Home > Commands > Database > Screen Data > Find Duplicates

Find Duplicates

The Find Duplicates command enables you to determine whether each record in the current database can be uniquely identified by values in the "key" field(s) you specify. Additional screening of data, as well as processing in many other areas of ProVal, is contingent on the presence of a unique identifier in the database(s) used. (Most often a single field, such as SSN or EEID, may serve this purpose, but the need for multiple keys exists when, for example, EEIDs are unique only within a particular DIVISION.)

If you do not have a database open when you select this command, ProVal will prompt you to select one. Under the Key field(s) parameter, select one or more fields to check for duplicate values.

If the key you select is (or includes) a character field, the Match case in key(s) option will be accessible, so that you can indicate whether you want ProVal to regard upper and lower case letters as distinct. The default treatment is to ignore alphabetic case differences when matching key values (so that, for example, "Joe Smith" matches "JOE SMITH"). Check this box to treat upper-case and lower-case letters in character key fields as distinct values (so that "Joe Smith" and "JOE SMITH" will be treated as different values).

The check for duplicate keys can be restricted to a subset of the records in the database by entering a Selection Expression. Click the image/selection_expression_button.gif button to access the Retrieve Selection Expression dialog box. Pick a selection expression to retrieve, by clicking its name from the list of Selection Expressions in the current Project. You will return to the preceding dialog box and the Selection Expression will appear in the Selection Expression box.

Two database Result fields are created during the Find Duplicates process to help you evaluate the results of the process. The “DupFlag” field contains a “1” for records whose key field(s) do not have unique values, and it contains a “0” otherwise. The “DupID” field contains a “1” for the first record encountered with a given key (whether it is a unique or non-unique occurrence), “2” for the second (in RecID order), “3” for the third, and so forth. You can click on the row for either result field to edit the name, if you wish.

The Log duplicates as errors option refers to an action ProVal can take at the end of the Find Duplicates process. If you check this box, then when you save the results of the process, ProVal will append information to the database's error log for records with duplicate key values. You can subsequently review the errors using the View Error Log command.

When you click Run, ProVal will scan the currently open database to identify records with duplicate key values. At the conclusion of the scan, ProVal will display a message with the results (along with a summary of the parameters used for the process). The results reported include the number of records for which the DupFlag field value is "0" (indicating records with unique key values) and "1" (indicating duplicates), as well as the number of records for which DupID is "1", "2", and so on. (The highest DupID value will indicate the number of records in the largest duplicate set identified by the checking process.) In addition, if DupFlag and DupID values already exist in the database from an earlier check for duplicate key values, ProVal's processing message will indicate the number of values that have changed, which can help you determine how your corrective efforts are progressing.

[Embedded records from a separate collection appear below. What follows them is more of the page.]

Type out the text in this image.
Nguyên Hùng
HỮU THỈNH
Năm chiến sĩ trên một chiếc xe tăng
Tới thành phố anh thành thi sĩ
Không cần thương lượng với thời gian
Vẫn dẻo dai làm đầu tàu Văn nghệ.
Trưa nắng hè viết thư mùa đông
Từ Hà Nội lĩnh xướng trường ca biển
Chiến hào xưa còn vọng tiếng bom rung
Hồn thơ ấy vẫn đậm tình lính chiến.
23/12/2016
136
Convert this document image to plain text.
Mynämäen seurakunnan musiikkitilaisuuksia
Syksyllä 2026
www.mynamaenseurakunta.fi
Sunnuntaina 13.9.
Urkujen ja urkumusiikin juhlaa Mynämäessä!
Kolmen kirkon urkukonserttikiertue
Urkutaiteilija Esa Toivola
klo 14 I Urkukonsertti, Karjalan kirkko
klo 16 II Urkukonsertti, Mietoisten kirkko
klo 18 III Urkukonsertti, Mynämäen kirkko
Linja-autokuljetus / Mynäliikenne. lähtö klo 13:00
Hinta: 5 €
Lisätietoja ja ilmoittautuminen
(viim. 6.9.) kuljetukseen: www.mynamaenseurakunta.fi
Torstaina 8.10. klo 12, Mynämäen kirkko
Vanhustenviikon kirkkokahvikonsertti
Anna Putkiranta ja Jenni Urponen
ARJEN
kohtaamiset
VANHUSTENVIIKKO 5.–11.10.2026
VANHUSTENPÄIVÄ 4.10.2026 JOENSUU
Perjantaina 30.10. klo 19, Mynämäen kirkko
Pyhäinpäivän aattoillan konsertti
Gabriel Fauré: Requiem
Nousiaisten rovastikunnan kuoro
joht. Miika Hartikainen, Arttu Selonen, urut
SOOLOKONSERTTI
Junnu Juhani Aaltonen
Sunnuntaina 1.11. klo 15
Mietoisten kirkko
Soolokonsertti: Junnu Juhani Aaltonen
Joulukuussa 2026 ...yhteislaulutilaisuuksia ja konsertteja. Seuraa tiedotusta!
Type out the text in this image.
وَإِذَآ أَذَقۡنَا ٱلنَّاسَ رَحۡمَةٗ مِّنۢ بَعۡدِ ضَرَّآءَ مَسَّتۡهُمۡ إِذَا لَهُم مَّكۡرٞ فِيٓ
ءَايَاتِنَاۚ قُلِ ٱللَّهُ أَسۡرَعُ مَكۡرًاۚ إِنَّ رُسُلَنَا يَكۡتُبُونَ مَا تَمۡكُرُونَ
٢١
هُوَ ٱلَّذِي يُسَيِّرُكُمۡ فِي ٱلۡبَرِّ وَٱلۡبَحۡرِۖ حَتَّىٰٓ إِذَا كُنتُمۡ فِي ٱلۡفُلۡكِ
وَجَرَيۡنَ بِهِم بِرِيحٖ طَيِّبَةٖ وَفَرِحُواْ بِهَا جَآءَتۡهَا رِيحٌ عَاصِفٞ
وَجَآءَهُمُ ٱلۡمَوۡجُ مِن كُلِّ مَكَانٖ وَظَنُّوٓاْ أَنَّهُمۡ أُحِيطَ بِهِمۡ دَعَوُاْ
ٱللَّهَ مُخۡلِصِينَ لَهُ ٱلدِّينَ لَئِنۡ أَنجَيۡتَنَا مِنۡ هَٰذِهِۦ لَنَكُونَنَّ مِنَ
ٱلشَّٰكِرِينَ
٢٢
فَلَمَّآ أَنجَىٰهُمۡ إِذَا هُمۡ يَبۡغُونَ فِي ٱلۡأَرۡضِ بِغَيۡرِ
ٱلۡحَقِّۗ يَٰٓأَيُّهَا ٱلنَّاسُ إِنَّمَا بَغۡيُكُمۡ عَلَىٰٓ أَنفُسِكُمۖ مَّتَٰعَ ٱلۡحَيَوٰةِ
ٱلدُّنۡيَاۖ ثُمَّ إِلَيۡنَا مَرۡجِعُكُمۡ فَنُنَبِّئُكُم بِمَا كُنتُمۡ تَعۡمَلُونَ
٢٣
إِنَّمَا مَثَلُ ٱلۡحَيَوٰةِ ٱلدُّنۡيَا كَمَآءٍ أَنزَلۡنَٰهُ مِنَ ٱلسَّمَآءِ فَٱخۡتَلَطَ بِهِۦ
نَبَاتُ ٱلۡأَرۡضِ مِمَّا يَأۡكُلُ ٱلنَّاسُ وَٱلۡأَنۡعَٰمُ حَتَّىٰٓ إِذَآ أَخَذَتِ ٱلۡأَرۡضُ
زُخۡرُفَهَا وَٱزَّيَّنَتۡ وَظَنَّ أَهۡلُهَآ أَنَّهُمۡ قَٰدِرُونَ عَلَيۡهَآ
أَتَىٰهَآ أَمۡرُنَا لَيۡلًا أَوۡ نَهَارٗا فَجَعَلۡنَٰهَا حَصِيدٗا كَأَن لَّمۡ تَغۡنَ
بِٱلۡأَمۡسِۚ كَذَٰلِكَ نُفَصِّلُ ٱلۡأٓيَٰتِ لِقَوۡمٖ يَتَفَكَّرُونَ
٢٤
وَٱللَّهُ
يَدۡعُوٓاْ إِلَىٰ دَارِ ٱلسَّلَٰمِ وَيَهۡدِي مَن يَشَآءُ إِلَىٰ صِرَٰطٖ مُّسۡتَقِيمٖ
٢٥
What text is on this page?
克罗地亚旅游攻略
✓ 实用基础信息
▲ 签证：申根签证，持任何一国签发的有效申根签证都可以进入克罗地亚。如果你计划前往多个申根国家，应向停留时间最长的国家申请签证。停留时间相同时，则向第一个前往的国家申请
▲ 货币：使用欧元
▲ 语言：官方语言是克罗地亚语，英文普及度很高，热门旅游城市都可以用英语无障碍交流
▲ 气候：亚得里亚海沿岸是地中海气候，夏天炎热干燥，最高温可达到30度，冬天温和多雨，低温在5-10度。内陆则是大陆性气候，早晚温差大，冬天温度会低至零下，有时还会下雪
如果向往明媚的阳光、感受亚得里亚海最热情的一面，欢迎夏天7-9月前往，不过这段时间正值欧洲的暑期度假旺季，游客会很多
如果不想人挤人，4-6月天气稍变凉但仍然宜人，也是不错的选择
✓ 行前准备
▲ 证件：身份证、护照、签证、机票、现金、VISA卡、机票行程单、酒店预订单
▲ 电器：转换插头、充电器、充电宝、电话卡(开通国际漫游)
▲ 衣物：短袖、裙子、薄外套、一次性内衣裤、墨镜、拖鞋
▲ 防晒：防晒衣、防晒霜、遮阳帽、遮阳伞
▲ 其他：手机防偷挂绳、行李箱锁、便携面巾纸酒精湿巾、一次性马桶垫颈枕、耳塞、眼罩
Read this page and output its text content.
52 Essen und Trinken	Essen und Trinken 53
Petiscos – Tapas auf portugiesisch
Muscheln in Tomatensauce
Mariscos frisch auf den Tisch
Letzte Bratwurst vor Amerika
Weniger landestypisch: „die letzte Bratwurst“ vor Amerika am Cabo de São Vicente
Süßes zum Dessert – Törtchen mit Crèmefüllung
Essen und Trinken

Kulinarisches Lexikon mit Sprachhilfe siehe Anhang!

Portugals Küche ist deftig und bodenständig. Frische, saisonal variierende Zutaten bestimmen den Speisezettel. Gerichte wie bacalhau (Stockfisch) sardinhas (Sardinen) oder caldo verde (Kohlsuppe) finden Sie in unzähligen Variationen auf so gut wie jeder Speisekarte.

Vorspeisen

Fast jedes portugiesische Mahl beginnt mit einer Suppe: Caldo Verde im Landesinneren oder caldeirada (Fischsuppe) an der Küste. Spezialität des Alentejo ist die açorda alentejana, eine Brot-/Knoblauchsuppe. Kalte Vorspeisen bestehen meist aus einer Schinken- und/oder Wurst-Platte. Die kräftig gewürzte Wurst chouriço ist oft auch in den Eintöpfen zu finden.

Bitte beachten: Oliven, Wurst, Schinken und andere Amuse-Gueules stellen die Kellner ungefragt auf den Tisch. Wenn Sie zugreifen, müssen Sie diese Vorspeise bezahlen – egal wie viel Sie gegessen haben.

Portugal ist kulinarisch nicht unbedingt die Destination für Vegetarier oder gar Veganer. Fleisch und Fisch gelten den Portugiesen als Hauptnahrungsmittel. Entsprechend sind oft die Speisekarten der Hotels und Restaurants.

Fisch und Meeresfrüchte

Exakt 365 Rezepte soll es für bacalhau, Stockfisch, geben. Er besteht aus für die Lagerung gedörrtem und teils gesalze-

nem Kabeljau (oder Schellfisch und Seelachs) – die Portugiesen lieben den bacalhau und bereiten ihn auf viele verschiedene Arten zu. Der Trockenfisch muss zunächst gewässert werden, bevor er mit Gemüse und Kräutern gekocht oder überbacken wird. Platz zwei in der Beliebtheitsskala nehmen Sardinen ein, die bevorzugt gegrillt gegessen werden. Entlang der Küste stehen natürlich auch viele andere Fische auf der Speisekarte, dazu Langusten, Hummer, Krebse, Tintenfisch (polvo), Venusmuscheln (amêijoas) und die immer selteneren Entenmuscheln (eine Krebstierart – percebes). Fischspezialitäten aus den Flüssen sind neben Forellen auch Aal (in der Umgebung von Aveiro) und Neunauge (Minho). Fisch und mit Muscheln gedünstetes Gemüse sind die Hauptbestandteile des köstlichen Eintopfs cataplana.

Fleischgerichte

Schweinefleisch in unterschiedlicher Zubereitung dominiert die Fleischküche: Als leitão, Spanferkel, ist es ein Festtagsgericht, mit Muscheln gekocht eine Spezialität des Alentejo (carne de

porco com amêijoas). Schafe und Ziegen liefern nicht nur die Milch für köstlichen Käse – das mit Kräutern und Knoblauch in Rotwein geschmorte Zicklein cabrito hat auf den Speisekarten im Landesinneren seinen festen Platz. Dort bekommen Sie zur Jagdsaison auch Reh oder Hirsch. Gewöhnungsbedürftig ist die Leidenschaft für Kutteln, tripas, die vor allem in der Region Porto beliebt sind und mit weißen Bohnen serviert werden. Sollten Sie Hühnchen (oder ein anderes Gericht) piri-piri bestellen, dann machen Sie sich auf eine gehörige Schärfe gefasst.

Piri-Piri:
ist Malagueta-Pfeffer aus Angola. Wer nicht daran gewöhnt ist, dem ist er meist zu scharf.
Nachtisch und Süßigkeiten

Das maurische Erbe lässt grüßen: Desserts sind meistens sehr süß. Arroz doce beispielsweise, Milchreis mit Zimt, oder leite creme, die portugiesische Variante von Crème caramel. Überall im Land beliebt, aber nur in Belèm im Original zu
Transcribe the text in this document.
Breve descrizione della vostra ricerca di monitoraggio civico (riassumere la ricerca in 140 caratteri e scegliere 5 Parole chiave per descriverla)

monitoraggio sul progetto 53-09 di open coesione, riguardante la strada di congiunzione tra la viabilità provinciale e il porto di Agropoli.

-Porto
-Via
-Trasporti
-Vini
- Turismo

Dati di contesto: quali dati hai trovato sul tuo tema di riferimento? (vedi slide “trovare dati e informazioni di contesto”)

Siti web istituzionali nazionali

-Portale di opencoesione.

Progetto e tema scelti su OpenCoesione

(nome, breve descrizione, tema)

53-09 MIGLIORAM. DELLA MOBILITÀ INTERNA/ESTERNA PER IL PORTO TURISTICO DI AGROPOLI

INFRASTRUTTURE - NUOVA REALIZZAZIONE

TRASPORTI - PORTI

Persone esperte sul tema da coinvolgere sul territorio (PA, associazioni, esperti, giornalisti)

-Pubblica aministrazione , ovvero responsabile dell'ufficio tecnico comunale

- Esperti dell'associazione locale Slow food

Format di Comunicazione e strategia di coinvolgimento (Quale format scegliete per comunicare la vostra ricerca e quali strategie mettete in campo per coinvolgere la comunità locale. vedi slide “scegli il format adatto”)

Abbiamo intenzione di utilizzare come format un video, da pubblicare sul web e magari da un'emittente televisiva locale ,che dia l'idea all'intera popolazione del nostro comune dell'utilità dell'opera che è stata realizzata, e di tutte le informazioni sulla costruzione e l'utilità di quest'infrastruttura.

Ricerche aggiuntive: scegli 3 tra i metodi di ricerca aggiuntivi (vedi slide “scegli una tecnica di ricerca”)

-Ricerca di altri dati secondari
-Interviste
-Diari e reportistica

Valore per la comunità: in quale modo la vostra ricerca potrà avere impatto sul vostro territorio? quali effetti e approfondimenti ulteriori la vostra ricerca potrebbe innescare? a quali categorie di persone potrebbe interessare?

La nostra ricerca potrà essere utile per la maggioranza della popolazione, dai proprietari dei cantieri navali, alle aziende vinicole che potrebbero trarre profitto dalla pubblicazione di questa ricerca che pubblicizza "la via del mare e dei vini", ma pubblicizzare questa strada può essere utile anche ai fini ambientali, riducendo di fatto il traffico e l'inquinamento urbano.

You can use the Print button at the bottom of the results message box to print the message contents. Other buttons at the bottom of the message box enable you to Save the results to the database (and the database's error log, if you chose the Log duplicates as errors option for processing), or Cancel to conclude the process without saving its results to the database.

If duplicate key values are found when the Find Duplicates command is run within Spreadsheet Edit, after you save the results of the process, ProVal will offer to display the duplicate records within the spreadsheet format. The view that is offered has the following characteristics:

You can resolve duplicate key errors by correcting the record(s) for which the wrong value is present. If the reason for the duplicate keys is that your data includes multiple records for the same person, you will need to consolidate those records in order to perform further data screening. You can either resolve them by hand or use the Resolve Duplicates database command (on the Screen tab in Spreadsheet Edit).